Random sample generated for i.i.d variables My attempt: Since $f(y;a) = \frac{1}{2a}exp(\frac{-y}{2a})$ for $y>0$, and $f(y;a) = \frac{1}{2a}exp(\frac{y}{2a})$ for $y<0$, it is easy to see $A_n$ is a sufficient statistics for a family $T$ of measure $\left\{f(y;a): x, a > 0\right\}$. This means when generating a sample that is equivalent to $Y_1, Y_2,\ldots Y_n$, we only care about the information of $\sum_{i=1}^{n} S_1+\ldots + S_n = A_n$. 
 A: Your last question is answered by saz in the comments.
Here is one approach to the problem. It's not really related to the hints though.
I take the problem to be sample from the conditional distribution of $Y_1,\dots,Y_n,$ given the sum $A_i=\sum_{i=1}^nY_i.$ I will treat this as a reasonable practical problem, where integrating an $n-1$-dimensional conditional pdf is too slow.
First recall (or read on Wikipedia) that $Y_i$ has the same distribution as $X_i-X'_i$ where $X_i,X'_i$ are independent $\mathrm{Exp}(1/a)$ variables. And $B_n=\sum_{i=1}^n X_i$ and $B'_n=\sum_{i=1}^n X'_i$ have independent $\mathrm{Erlang}(n, 1/a)$ distribution, also known as a gamma distribution.
Since $A_n=B_n-B'_n,$ we can think of $A_n$ as a difference of independent $\mathrm{Erlang}(n, 1/a)$ distributed variables. The conditional pdf of $B_n$ is given by
$$f_{B_n|A_n}(x)\propto x^{n-1}e^{-x/a} \cdot
(x-A_n)^{n-1}e^{-(x-A_n)/a} 
$$
for $x\geq A_n.$
This is not a common distribution. One way to sample from it would be to use the binomial expansion
$$x^{n-1}(x-A_n)^{n-1}=(x-A_n+A_n)^{n-1}(x-A_n)^{n-1}=\sum_{j=0}^{n-1}\binom{n-1}{j}(x-A_n)^{n+j}A_n^{n-1-j}$$
which reduces to sampling from a mix of Erlang (i.e. gamma) distributions. (More explanation below)
We can then sample $X_1,\dots,X_n$ conditioned on $B_i,$ which is much easier (see below). Similarly for $X'_1,\dots,X'_n.$ The differences $Y_i=X_i-X'_i$ will then have the correct distribution conditioned on $A_i.$
Sampling from i.i.d. exponentials conditioned on their sum
As mentioned in the comments, the joint pdf of $X_1,…,X_N$ conditioned on their sum $B_i$ is uniform on $\{X_1+\cdots+X_n=B_i\}$. This uniform distribution is homogeneous in $B_i$ - it doesn't depend on $B_i$ except for scaling - so you can just sample i.i.d exponential variables $X_1+\cdots+X_n$ and scale them to have sum $B_i$.

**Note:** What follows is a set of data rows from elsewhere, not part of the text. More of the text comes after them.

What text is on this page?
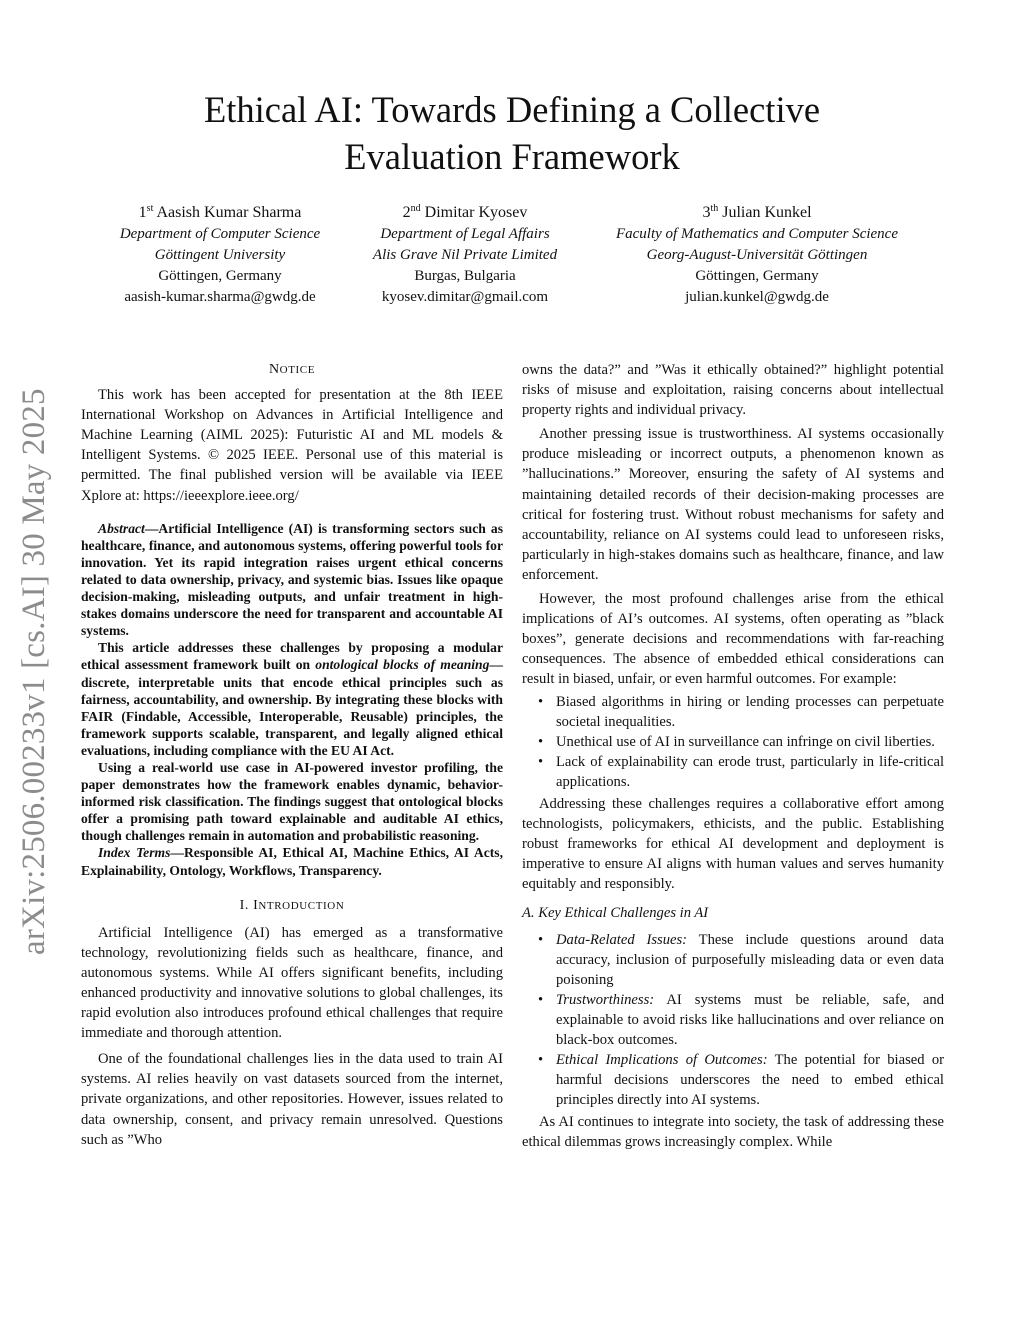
arXiv:2506.00233v1 [cs.AI] 30 May 2025
Ethical AI: Towards Defining a Collective
Evaluation Framework
1st Aasish Kumar Sharma
Department of Computer Science
Göttingent University
Göttingen, Germany
aasish-kumar.sharma@gwdg.de
2nd Dimitar Kyosev
Department of Legal Affairs
Alis Grave Nil Private Limited
Burgas, Bulgaria
kyosev.dimitar@gmail.com
3th Julian Kunkel
Faculty of Mathematics and Computer Science
Georg-August-Universität Göttingen
Göttingen, Germany
julian.kunkel@gwdg.de

NOTICE

This work has been accepted for presentation at the 8th IEEE International Workshop on Advances in Artificial Intelligence and Machine Learning (AIML 2025): Futuristic AI and ML models & Intelligent Systems. © 2025 IEEE. Personal use of this material is permitted. The final published version will be available via IEEE Xplore at: https://ieeexplore.ieee.org/

Abstract—Artificial Intelligence (AI) is transforming sectors such as healthcare, finance, and autonomous systems, offering powerful tools for innovation. Yet its rapid integration raises urgent ethical concerns related to data ownership, privacy, and systemic bias. Issues like opaque decision-making, misleading outputs, and unfair treatment in high-stakes domains underscore the need for transparent and accountable AI systems.

This article addresses these challenges by proposing a modular ethical assessment framework built on ontological blocks of meaning—discrete, interpretable units that encode ethical principles such as fairness, accountability, and ownership. By integrating these blocks with FAIR (Findable, Accessible, Interoperable, Reusable) principles, the framework supports scalable, transparent, and legally aligned ethical evaluations, including compliance with the EU AI Act.

Using a real-world use case in AI-powered investor profiling, the paper demonstrates how the framework enables dynamic, behavior-informed risk classification. The findings suggest that ontological blocks offer a promising path toward explainable and auditable AI ethics, though challenges remain in automation and probabilistic reasoning.

Index Terms—Responsible AI, Ethical AI, Machine Ethics, AI Acts, Explainability, Ontology, Workflows, Transparency.

I. INTRODUCTION

Artificial Intelligence (AI) has emerged as a transformative technology, revolutionizing fields such as healthcare, finance, and autonomous systems. While AI offers significant benefits, including enhanced productivity and innovative solutions to global challenges, its rapid evolution also introduces profound ethical challenges that require immediate and thorough attention.

One of the foundational challenges lies in the data used to train AI systems. AI relies heavily on vast datasets sourced from the internet, private organizations, and other repositories. However, issues related to data ownership, consent, and privacy remain unresolved. Questions such as ”Who

owns the data?” and ”Was it ethically obtained?” highlight potential risks of misuse and exploitation, raising concerns about intellectual property rights and individual privacy.

Another pressing issue is trustworthiness. AI systems occasionally produce misleading or incorrect outputs, a phenomenon known as ”hallucinations.” Moreover, ensuring the safety of AI systems and maintaining detailed records of their decision-making processes are critical for fostering trust. Without robust mechanisms for safety and accountability, reliance on AI systems could lead to unforeseen risks, particularly in high-stakes domains such as healthcare, finance, and law enforcement.

However, the most profound challenges arise from the ethical implications of AI’s outcomes. AI systems, often operating as ”black boxes”, generate decisions and recommendations with far-reaching consequences. The absence of embedded ethical considerations can result in biased, unfair, or even harmful outcomes. For example:

• Biased algorithms in hiring or lending processes can perpetuate societal inequalities.
• Unethical use of AI in surveillance can infringe on civil liberties.
• Lack of explainability can erode trust, particularly in life-critical applications.

Addressing these challenges requires a collaborative effort among technologists, policymakers, ethicists, and the public. Establishing robust frameworks for ethical AI development and deployment is imperative to ensure AI aligns with human values and serves humanity equitably and responsibly.

A. Key Ethical Challenges in AI

• Data-Related Issues: These include questions around data accuracy, inclusion of purposefully misleading data or even data poisoning
• Trustworthiness: AI systems must be reliable, safe, and explainable to avoid risks like hallucinations and over reliance on black-box outcomes.
• Ethical Implications of Outcomes: The potential for biased or harmful decisions underscores the need to embed ethical principles directly into AI systems.

As AI continues to integrate into society, the task of addressing these ethical dilemmas grows increasingly complex. While
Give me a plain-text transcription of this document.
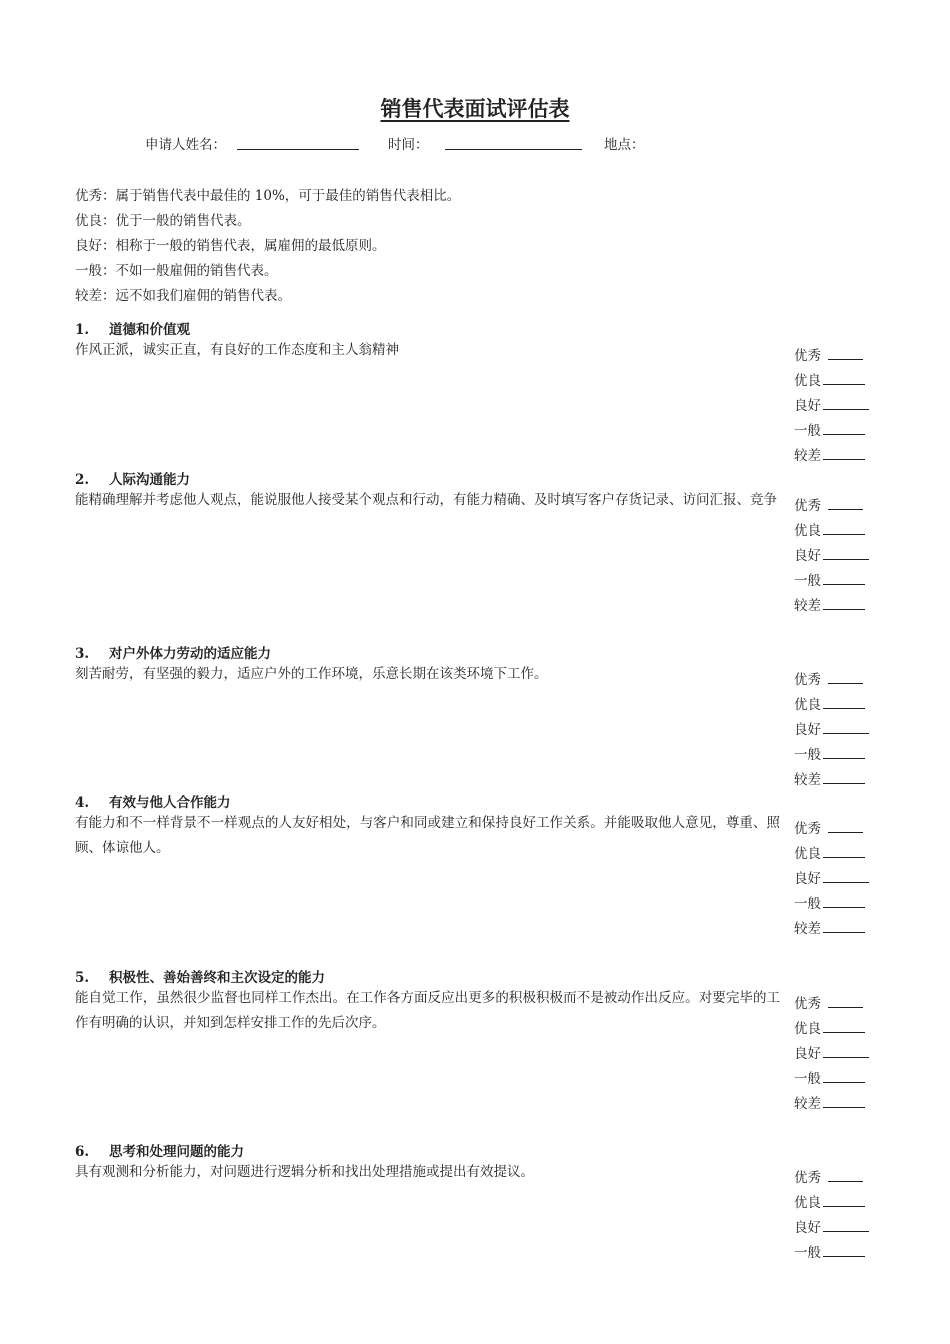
销售代表面试评估表
申请人姓名：	时间：	地点：
优秀：属于销售代表中最佳的 10%，可于最佳的销售代表相比。
优良：优于一般的销售代表。
良好：相称于一般的销售代表，属雇佣的最低原则。
一般：不如一般雇佣的销售代表。
较差：远不如我们雇佣的销售代表。
1. 道德和价值观
作风正派，诚实正直，有良好的工作态度和主人翁精神	优秀
优良
良好
一般
较差
2. 人际沟通能力
能精确理解并考虑他人观点，能说服他人接受某个观点和行动，有能力精确、及时填写客户存货记录、访问汇报、竞争 优秀
优良
良好
一般
较差
3. 对户外体力劳动的适应能力
刻苦耐劳，有坚强的毅力，适应户外的工作环境，乐意长期在该类环境下工作。	优秀
优良
良好
一般
较差
4. 有效与他人合作能力
有能力和不一样背景不一样观点的人友好相处，与客户和同或建立和保持良好工作关系。并能吸取他人意见，尊重、照顾、体谅他人。
优秀
优良
良好
一般
较差
5. 积极性、善始善终和主次设定的能力
能自觉工作，虽然很少监督也同样工作杰出。在工作各方面反应出更多的积极积极而不是被动作出反应。对要完毕的工作有明确的认识，并知到怎样安排工作的先后次序。
优秀
优良
良好
一般
较差
6. 思考和处理问题的能力
具有观测和分析能力，对问题进行逻辑分析和找出处理措施或提出有效提议。	优秀
优良
良好
一般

Sampling from a mixture of distributions
It is possible to efficiently sample from a pdf of the form
$$f(x) \propto \sum_{j=0}^{n-1} f_j(x)$$
as long as the integrals $Z_j=\int f_j(x)$ can be computed efficiently. For the case in question $Z_j$ can be expressed in terms of factorials and simple expressions of $a$ and $A_n.$ The marginal pdf of $j$ is given by $Z_j/(Z_0+\dots+Z_{n-1}).$ This involves sampling from a custom pdf, but it's just $n$ different values so can be computed quite quickly. Given $j$, the condition distribution of $x$ is given by $f(x\mid j)=f_j(x),$ e.g. a gamma distribution.